Monday, February 22, 2010

Hover craft and other tedium...





Busy Body and I used to have very exciting lives before we had children. She worked in CSI and I was an engineer in technology development. Don't ask me what I did, it was top-secret, classified, super-important stuff. Busy Body's work also required a lot of decorum and discretion to carry out the investigations and send those bad guys to jail. To counteract the tedium and up-tightedness we had to put up with every day, we used to email each other all the time on a variety of subjects. One stretch was a series of quizzes based on childhood memories. My favorite one was: how many doors were in the house where we grew up? I won that one (actually, it wasn't a contest, but I remembered them all and wanted some credit for retaining that useless information because Busy Body usually corners the market on it). Busy Body has the results of that somewhere...she used to print out the emails and delete them so it wouldn't take up important space on her computer at work. It sounds silly now, but it used to make laugh and laugh in my dilbert cubicle. Silly in the same way describing some of the things I do now would seem--for instance, Bubba is obsessed with a lot of electro-mechanical devices, usually robots, but this month, it happens to be hover-craft. He has recruited no less than three grown-ups to help him build one.

The first recruit is the neighbor boy who comes to vacuum the pool once a week...he will be starting college to study engineering next year and he couldn't resist helping Bubba for the better part of two hours with the leaf-blower, a pool ring, a pool raft, a small dump truck, and a toy car. They considered their experiments a success, although it wasn't strong enough to ride on, which is what I think Bubba's ultimate goal is.

The second recruit was dad, who was home for a couple of days, and they took two paper plates, cut four small, same-size holes in one, and one the diameter of the hair dryer nozzle in the other plate and then taped them together with a short "skirt" made from a plastic grocery bag. This worked, but it was also small-scale.

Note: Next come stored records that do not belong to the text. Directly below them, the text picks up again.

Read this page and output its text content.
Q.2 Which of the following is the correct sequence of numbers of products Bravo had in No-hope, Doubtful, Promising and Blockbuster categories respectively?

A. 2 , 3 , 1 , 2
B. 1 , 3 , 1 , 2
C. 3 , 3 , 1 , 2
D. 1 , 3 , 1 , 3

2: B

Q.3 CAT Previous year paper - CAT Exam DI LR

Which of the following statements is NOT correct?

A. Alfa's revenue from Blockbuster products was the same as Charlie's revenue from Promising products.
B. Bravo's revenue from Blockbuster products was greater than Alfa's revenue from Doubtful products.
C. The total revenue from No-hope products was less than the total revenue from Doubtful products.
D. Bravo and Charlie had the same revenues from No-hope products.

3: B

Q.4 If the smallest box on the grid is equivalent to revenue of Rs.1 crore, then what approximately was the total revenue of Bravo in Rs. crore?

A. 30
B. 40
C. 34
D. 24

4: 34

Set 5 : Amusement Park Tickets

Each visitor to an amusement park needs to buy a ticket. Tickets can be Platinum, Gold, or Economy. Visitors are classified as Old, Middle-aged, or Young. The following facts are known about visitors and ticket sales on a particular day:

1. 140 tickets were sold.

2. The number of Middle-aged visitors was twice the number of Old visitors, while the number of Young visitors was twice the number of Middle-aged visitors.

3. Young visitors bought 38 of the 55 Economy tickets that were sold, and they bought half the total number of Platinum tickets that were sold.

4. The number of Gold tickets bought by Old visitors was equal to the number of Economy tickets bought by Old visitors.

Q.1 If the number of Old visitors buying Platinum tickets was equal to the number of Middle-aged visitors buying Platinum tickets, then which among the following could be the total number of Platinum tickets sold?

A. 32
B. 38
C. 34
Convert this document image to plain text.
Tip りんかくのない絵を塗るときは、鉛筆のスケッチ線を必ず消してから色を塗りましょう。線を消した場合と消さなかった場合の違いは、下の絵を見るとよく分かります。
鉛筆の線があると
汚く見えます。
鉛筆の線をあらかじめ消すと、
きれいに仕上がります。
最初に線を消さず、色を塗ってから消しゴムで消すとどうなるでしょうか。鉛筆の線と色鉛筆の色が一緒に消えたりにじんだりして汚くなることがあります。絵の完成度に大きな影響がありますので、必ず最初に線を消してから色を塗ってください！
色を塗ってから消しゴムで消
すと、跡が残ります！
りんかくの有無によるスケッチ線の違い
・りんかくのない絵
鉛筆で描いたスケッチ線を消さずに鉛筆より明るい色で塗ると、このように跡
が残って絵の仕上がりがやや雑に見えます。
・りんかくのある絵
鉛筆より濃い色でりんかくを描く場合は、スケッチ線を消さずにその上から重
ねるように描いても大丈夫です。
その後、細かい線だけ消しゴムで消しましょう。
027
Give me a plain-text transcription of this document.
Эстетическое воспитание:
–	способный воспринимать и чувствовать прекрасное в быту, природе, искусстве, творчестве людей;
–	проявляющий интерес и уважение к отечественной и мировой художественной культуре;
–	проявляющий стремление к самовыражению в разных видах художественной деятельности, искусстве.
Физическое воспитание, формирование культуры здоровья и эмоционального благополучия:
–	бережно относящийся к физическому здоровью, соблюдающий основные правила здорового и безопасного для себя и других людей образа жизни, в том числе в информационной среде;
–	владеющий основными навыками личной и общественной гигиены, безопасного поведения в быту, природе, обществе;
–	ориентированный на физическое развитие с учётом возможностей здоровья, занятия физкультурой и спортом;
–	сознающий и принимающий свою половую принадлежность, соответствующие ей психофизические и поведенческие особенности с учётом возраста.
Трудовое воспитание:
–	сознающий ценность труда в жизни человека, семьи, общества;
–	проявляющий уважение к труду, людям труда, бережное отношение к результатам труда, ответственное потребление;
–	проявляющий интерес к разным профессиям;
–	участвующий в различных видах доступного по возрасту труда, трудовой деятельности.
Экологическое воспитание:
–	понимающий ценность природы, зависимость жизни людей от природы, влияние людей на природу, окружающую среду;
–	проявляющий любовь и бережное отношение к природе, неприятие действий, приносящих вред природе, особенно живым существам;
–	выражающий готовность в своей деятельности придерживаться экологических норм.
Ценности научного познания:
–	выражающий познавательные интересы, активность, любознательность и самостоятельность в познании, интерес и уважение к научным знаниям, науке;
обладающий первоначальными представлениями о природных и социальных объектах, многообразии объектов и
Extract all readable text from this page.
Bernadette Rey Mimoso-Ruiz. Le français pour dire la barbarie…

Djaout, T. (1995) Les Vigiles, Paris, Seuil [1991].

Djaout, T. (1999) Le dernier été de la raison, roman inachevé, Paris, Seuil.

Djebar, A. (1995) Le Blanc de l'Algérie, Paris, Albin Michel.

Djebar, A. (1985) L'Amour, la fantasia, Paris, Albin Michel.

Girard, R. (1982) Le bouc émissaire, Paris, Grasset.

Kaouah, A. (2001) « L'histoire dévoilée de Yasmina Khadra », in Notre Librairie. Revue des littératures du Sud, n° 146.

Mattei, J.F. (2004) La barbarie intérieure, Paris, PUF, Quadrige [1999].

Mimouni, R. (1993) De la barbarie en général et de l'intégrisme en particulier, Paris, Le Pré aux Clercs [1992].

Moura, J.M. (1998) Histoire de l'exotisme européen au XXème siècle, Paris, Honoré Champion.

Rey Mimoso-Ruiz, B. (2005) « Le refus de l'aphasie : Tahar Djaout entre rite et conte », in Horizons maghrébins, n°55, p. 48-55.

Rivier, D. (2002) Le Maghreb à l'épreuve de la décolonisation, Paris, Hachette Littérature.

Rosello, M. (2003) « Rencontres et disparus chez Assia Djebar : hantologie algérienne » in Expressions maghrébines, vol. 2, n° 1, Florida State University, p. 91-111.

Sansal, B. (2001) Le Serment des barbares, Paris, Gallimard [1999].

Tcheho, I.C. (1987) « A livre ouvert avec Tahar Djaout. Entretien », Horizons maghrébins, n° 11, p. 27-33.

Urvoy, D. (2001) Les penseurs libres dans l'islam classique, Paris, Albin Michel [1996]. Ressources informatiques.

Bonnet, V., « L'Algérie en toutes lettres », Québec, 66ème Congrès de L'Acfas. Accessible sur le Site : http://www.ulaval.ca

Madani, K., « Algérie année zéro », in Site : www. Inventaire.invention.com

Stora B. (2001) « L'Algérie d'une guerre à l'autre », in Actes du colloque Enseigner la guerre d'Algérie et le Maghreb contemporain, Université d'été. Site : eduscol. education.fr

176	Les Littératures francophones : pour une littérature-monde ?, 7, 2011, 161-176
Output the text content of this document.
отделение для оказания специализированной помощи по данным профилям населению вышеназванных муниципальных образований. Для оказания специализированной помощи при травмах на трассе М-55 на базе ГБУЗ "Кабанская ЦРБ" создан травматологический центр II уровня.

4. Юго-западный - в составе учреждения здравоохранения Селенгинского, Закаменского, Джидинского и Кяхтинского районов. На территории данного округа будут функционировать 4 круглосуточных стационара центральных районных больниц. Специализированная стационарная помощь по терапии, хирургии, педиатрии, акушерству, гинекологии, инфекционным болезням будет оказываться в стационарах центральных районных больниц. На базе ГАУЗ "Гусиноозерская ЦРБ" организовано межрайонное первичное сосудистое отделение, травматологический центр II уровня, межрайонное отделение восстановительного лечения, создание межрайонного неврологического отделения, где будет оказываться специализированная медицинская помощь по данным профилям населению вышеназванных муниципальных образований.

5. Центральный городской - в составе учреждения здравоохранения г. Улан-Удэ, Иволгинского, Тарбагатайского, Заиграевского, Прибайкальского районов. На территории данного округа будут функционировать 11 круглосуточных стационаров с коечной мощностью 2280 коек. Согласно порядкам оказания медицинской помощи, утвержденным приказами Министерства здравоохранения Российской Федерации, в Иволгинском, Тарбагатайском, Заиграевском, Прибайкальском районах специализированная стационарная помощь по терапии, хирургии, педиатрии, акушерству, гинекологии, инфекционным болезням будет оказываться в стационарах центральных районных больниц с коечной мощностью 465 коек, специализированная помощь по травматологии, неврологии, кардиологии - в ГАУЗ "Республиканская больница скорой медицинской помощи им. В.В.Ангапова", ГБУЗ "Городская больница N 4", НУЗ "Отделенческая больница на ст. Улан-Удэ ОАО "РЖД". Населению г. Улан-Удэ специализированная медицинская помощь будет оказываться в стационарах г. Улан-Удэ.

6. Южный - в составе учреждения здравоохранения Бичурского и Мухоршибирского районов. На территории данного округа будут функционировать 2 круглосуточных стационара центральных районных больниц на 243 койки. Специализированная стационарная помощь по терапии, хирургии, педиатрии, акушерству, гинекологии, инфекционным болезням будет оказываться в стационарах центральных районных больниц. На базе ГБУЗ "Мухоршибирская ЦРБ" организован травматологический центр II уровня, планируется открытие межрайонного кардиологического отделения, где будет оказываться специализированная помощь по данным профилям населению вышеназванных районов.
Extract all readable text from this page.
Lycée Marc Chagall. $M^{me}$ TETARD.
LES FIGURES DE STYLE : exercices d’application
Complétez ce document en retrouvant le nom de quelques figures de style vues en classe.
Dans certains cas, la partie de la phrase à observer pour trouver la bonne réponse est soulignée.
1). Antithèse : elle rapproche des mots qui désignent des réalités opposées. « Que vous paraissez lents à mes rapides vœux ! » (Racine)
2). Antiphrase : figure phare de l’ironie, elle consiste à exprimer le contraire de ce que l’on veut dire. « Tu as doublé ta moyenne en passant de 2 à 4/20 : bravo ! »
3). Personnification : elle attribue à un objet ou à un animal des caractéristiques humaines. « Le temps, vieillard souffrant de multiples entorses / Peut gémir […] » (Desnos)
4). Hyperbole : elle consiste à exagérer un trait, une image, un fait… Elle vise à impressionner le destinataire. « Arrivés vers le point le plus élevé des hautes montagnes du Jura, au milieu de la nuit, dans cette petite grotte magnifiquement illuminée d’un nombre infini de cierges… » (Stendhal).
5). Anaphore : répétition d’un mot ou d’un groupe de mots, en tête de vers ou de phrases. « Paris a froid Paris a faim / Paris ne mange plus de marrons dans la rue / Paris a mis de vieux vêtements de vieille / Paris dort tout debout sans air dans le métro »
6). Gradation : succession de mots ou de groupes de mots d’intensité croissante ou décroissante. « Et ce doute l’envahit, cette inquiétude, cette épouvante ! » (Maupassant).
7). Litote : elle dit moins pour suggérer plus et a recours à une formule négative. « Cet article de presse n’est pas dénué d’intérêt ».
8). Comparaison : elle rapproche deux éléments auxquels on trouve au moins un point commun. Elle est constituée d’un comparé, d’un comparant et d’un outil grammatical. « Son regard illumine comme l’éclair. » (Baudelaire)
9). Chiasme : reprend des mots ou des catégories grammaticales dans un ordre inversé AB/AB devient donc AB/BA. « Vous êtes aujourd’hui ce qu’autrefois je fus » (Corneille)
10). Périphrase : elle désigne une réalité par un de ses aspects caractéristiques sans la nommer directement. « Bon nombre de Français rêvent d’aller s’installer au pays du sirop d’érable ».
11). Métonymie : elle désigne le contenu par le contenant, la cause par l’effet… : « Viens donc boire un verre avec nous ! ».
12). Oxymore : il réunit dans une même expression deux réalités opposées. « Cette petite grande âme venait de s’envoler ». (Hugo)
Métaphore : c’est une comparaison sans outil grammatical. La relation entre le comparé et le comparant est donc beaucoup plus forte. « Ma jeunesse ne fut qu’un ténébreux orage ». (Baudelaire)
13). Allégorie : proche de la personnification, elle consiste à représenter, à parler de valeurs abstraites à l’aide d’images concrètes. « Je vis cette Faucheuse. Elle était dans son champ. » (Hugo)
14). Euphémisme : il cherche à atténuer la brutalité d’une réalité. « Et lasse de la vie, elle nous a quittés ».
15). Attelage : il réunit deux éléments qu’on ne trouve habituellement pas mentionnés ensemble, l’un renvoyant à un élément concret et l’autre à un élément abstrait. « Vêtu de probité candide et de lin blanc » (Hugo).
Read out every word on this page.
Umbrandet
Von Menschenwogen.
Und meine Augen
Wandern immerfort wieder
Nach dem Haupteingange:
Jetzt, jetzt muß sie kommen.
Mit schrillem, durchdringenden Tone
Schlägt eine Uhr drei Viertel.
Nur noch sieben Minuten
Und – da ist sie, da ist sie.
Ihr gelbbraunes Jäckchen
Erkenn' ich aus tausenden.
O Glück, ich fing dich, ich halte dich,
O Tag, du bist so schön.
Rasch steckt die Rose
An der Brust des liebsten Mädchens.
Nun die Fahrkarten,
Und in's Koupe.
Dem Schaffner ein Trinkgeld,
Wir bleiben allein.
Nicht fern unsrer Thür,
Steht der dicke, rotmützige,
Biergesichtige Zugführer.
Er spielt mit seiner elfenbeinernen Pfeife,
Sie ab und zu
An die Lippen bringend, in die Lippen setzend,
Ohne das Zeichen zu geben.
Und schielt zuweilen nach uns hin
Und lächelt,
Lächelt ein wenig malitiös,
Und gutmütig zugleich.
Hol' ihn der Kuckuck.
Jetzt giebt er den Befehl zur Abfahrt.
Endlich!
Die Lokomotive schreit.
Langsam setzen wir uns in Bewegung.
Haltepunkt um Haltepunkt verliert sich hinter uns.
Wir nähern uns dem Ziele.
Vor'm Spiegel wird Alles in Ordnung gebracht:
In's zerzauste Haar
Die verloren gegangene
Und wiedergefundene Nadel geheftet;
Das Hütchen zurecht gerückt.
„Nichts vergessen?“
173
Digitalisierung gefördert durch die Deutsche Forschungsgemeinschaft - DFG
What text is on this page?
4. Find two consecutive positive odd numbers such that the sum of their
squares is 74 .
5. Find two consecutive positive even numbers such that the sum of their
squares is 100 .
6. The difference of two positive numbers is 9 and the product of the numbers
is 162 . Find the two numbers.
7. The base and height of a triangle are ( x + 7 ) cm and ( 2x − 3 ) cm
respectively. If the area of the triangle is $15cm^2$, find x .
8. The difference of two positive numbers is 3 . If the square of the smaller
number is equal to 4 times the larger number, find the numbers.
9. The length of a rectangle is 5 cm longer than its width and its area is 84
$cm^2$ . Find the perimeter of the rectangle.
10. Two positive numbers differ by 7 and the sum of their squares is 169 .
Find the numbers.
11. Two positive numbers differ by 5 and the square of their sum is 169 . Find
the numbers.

I was the third recruit and have failed miserably. We went to a science birthday party (how timely!) where there was a hover board powered by a large motor that all the kids got to sit on and ride. After riding it, Bubba examined it and said, "Mom, you could make this!" Maybe someday, but in the meantime while he is waiting for me to deliver, he has designed a pretend hovercraft big enough for him and Stump and Samantha to journey upon and I have been demoted from inventor to videographer/photographer. The hover craft is a small toddler bed mattress, with an office chair back turned so the armrests form rails, onto that, a small cat scratching post is set with a small fan hooked over the top and a box fan behind it. Bubba stands by the post to manipulate the fans. He says he is the "spirit." Stump is proclaimed the captain and sits in the front. Samantha is the princess passenger and sits securely, sideways, in the middle. Spirit starts the fans and off they go, warding off fish attacks and marveling at the wildlife and scenery.

Here is the magical transport...so much more exciting than a cubicle, yes?



Posted by The Editor.

1 comment:

  1. That looks like a promising start to a brilliant engineering career.